Despite the attractive properties of chemigenetic indicators, there is tremendous opportunity for genetically encoded RNA-based sensors that are making rapid improvements using powerful in vitro evolution methods.[141,142] The emergence of Spinach, a chemigenetic RNA reporter for ligand localization, can be integrated to a palette of aptamers that sense cellular metabolites (Figure a).[143] Newer riboswitches responsive to diverse small molecules using RNA sensing domains, e.g., cyclic di-GMP, thiamine, or flavin mononucleotide, are being continually discovered.[144] A few, e.g., cyclic di-GMP and S-adenosylmethionine (SAM), have been integrated to Spinach to semiquantitatively map these molecules in the cytoplasm (Figure a).[145,146] There are many more exciting riboswitches responsive to ions, amino acids, vitamins, and antibiotics,[147] which could potentially be used to map their targets using the framework described here (Figure a,b). In fact, ratiometric DNA devices that use shape-shifting aptamer domains interfaced to Spinach variants have been used to construct cAMP maps, albeit in giant unilamellar vesicles.[148] RNA can be anchored to specific locations via interactions with proteins, and the problem of probe diffusibility we expect will be surmounted.

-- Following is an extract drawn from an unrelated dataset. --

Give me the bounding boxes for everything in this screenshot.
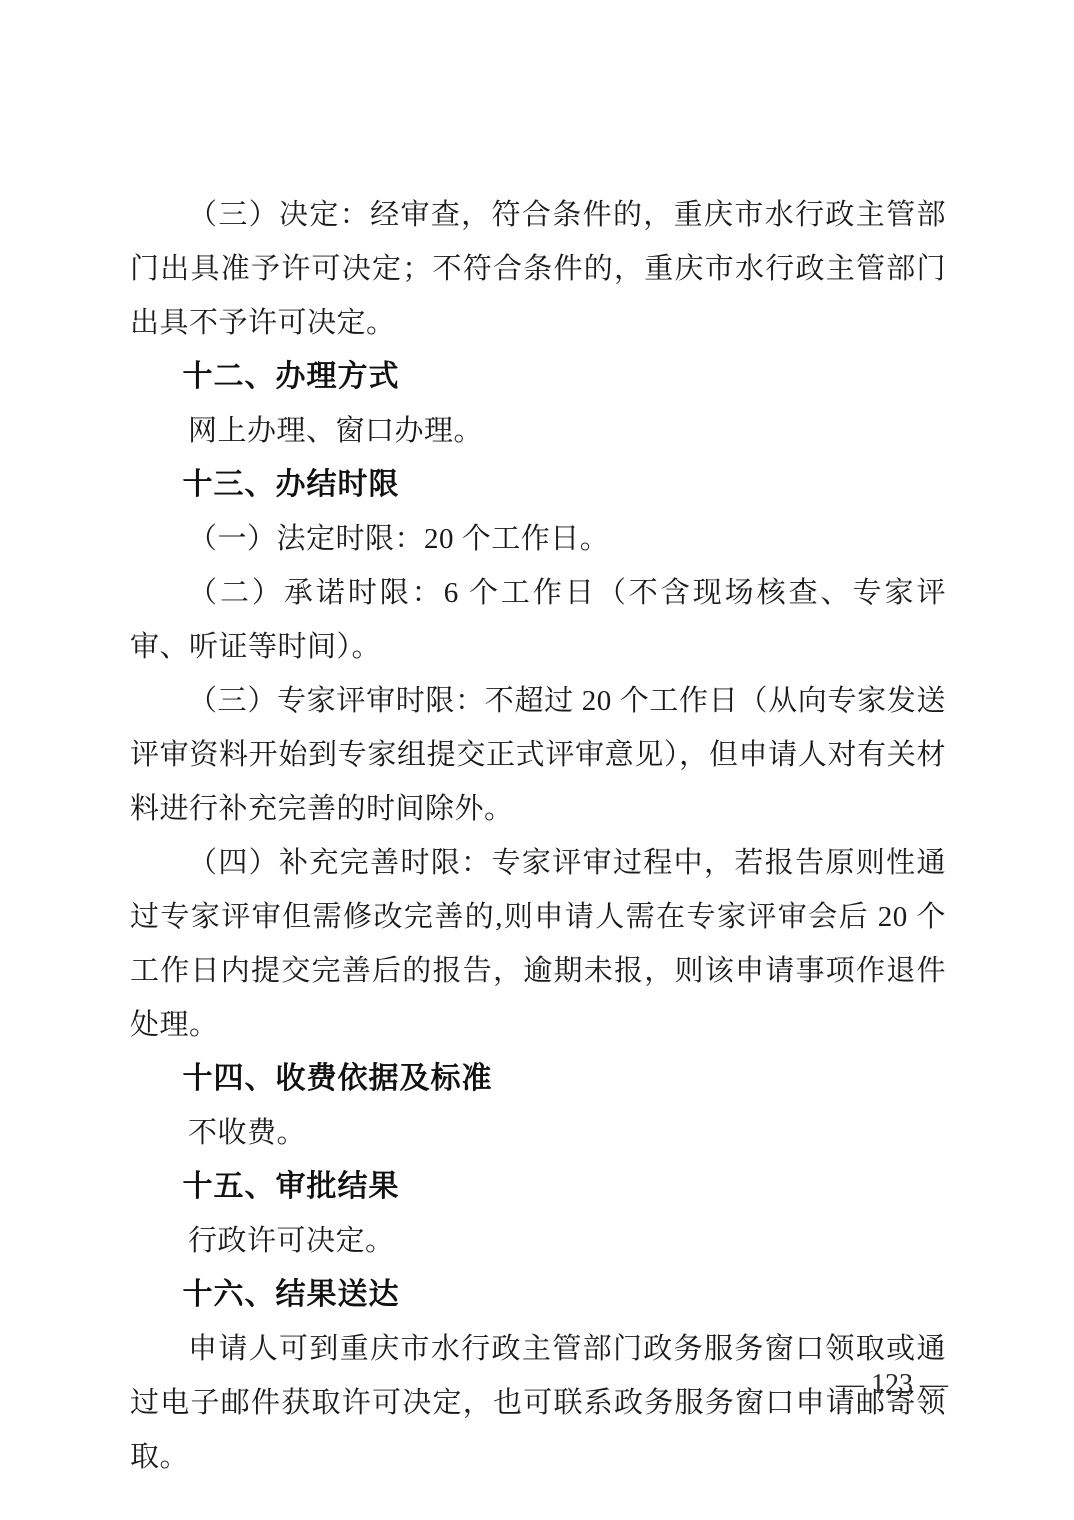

The introduction of ratiometry into Spinach technology promises to be the next leap for quantitative chemical imaging in the cytosol.[149] We envisage that quantitative chemical imaging applied to ratiometric small-molecule-based probes and biomacromolecule-based scaffolds that provide stable spatial localization within the cell will enable the study of diverse biological processes at an entirely new level of molecular detail.

Figure 7

Small-molecule recognition domains in riboswitches and their application in fluorescence imaging. (a) Schematic showing control of gene expression using aptamer domains in a riboswitch, where ligand binding to the aptamer motif unmasks a cryptic AUG codon (ON state). (b) An unbound weakly fluorescent molecule fluoresces intensely upon binding its aptamer, as in the RNA mimic of green fluorescence protein, Spinach.